Matanurani, Bandung – Menteri Riset dan Teknologi Bambang Brodjonegoro membeberkan hasil rapat terbatas dengan Presiden Joko Widodo.
Dalam rapat tersebut, Jokowi menekankan beberapa hal. Pertama, meminta Kemenristek melakukan koordinasi untuk mencegah duplikasi riset.
“Kedua, mendorong hilirasasi riset. Riset terarah dan memberikan solusi bagi permasalahan bangsa,” ujar Bambang di Bandung, Kamis (12/12).
Ia mencontohkan, alat untuk mengukur pembuluh darah untuk mendeteksi dini penyakit kardiovaskular.
Riset ini bersumber dari ilmu dasar gelombang fisika dan ilmu lainnya. Kemudian, riset dikembangkan dan diminati industri untuk membantu pengecekan kardiovaskular.

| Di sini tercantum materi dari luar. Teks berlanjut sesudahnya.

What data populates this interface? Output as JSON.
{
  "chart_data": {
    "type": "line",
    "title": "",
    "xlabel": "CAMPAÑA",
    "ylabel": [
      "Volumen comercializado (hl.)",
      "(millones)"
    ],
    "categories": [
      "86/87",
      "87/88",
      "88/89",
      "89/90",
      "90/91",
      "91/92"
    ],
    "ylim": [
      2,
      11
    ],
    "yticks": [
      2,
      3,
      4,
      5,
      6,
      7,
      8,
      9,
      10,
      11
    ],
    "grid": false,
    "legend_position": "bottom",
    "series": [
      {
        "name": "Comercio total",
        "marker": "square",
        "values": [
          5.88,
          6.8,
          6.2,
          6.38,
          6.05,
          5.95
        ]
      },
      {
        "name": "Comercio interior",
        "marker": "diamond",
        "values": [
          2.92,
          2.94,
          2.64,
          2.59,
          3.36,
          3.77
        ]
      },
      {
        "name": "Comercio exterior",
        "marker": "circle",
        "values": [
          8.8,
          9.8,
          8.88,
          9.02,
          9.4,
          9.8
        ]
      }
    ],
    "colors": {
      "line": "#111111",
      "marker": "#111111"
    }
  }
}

Contoh lainnya, upaya penyulingan udara dan air yang tadinya kotor menjadi bersih melalui pendekatan ilmu dasar membran.
“Selama ini, udara tidak bersih menjadi bersih. Ini riset yang berujung pada inovasi,” ungkapnya.
Untuk mencegah duplikasi riset, pihaknya memiliki agenda prioritas riset nasional. Dalam lima tahun ke depan, pihaknya fokus terhadap 9 bidang dengan 49 produk.
Hal ini nantinya diturunkan dalam kebutuhan riset yang bisa dilakukan berbagai lembaga riset. Baik itu kementerian, perguruan tinggi, BPPT, LIPI, Batan, swasta, ataupun masyarakat.
“Penelitian dilakukan terintegrasi. Untuk kampus bisa dilakukan sinergi antar jurusan,” ungkapnya.
Misalnya, Batan bisa menciptakan padi unggul dengan pendekatan nuklir. Penelitian ini tentu berbeda dengan yang dilakukan Balitbang Pertanian.(Kps).